Streets of Rage is a side scrolling 2.5D beat ‘em up, much like previous series entries and other similar games reminiscent of coop arcade games. The premise is simple, walk forward and knockout any enemy in your path. I’ve played previous series entries and similar games in the past, so I knew what to expect, but I was pleasantly surprised by some of the settings lending themselves well to accessibility. So, I had to write a review!
This review focuses on the console version of Streets off Rage 4, specifically the Nintendo Switch version.
ESRB Rating for Streets of Rage 4: Teen for Cartoon Violence, Mild Language, and Mild Suggestive Themes
Overall Accessibility Rating: C+
The accessibility of Streets of Rage 4 is good in some places and lacking in others. However, the type of game it is lends itself to simple gameplay, which is a huge plus. Thus, gamers could find it easily playable in the overall sense.
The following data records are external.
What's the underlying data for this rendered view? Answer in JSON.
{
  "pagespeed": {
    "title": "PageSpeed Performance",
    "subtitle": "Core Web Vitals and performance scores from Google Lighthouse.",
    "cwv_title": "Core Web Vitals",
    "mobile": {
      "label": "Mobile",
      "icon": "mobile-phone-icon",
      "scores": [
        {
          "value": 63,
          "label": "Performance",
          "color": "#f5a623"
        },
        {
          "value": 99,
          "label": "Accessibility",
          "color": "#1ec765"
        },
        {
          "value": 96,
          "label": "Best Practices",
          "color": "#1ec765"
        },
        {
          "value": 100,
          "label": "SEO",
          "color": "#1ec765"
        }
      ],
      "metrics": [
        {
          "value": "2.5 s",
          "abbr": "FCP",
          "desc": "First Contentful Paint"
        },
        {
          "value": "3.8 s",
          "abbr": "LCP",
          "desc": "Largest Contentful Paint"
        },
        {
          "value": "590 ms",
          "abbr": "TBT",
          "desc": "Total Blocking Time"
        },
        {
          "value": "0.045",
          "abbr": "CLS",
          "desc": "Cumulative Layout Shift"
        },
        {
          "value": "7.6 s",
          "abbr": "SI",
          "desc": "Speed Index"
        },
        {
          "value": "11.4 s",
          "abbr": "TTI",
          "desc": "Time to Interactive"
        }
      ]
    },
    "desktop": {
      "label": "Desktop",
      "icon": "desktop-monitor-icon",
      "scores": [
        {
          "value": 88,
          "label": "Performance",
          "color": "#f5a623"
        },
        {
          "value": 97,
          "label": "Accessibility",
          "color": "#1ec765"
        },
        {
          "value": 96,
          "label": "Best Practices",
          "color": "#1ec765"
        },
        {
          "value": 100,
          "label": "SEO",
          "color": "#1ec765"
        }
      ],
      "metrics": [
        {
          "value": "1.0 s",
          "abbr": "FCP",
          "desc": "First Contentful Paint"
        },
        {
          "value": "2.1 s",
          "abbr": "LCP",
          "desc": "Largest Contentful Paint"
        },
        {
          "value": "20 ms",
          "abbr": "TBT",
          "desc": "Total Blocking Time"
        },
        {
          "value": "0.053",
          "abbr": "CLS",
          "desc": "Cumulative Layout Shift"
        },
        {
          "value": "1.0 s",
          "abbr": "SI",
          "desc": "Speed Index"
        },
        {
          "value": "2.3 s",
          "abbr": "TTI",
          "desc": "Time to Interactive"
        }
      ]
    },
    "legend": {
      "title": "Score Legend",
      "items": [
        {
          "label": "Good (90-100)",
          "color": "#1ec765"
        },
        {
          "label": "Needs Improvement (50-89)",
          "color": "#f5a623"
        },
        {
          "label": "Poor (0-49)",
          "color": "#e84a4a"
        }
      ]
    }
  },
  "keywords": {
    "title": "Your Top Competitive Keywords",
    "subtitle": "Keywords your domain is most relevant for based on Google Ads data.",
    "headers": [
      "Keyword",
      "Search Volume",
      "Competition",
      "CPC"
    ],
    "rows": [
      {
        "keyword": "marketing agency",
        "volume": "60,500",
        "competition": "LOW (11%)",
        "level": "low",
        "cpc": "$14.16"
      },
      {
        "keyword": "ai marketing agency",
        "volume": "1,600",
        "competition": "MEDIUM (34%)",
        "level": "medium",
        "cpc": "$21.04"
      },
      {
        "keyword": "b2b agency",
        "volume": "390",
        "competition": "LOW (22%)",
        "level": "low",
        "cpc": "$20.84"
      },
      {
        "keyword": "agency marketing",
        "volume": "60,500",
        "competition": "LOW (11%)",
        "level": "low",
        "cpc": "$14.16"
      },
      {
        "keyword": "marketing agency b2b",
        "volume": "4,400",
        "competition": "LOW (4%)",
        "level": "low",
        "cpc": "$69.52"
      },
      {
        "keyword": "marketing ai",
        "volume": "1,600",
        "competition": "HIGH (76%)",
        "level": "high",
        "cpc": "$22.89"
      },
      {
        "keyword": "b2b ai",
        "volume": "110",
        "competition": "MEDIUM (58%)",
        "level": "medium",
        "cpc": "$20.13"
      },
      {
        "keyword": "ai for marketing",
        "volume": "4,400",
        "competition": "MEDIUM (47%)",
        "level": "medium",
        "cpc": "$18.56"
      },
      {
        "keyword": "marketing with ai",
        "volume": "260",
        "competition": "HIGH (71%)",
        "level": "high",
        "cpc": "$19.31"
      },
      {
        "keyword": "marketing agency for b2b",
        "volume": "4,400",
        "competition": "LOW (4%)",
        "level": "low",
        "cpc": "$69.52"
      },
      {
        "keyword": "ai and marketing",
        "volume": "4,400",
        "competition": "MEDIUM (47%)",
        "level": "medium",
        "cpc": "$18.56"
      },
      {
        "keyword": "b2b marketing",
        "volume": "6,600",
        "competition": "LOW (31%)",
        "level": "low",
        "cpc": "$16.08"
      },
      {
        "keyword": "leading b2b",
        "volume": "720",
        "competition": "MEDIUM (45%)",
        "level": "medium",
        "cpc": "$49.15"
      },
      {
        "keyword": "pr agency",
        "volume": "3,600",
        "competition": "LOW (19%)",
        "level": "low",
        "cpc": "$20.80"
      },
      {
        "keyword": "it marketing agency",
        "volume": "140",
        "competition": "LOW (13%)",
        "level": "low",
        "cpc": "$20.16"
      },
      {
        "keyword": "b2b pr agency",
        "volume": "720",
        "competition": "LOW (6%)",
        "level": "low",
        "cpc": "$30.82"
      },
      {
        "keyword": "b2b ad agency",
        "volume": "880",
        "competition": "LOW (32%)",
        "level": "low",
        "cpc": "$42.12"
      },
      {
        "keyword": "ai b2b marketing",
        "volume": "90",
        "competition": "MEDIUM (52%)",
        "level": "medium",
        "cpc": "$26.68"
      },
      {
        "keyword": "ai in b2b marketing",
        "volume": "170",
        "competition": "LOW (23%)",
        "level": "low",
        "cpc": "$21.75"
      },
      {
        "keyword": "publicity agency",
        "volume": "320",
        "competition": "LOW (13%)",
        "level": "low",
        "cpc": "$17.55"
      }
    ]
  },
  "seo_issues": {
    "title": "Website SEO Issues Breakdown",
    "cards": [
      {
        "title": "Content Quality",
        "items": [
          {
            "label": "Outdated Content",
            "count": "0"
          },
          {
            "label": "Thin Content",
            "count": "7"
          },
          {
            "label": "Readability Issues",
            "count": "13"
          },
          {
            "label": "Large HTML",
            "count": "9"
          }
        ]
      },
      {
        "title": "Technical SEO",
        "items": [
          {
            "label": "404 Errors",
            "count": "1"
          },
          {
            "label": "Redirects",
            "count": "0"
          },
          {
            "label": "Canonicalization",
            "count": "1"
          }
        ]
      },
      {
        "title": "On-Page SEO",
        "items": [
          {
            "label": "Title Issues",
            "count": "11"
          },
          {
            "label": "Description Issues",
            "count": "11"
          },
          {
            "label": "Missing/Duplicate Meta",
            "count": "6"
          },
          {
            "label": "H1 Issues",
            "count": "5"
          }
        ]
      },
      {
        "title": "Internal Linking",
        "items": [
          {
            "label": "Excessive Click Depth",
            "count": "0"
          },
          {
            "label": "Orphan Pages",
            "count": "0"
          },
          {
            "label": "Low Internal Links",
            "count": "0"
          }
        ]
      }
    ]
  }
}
I think because of the type of game it is coupled with the few solid accessibility features it does have, I can give it a rating slightly higher than that of my first review. So, Let’s give this game a C+ for accessibility.
To decide for yourself and your needs, please read the sections pertaining to you!
4 difficulty levels available at the start of the game: Easy, Normal, Hard, and Hardest. Mania is also available, but it must be an unlocked by beating story mode. Difficulty cannot be changed after creating a save file.
Even after choosing a difficulty, you can further customize by choosing an Assist in the form of extra lives and stars (for special attacks called star moves) at the cost of your score for the stage. Even though you lose some points, being able to customize the difficulty in two ways is welcome and gives some good overall accessibility to the game!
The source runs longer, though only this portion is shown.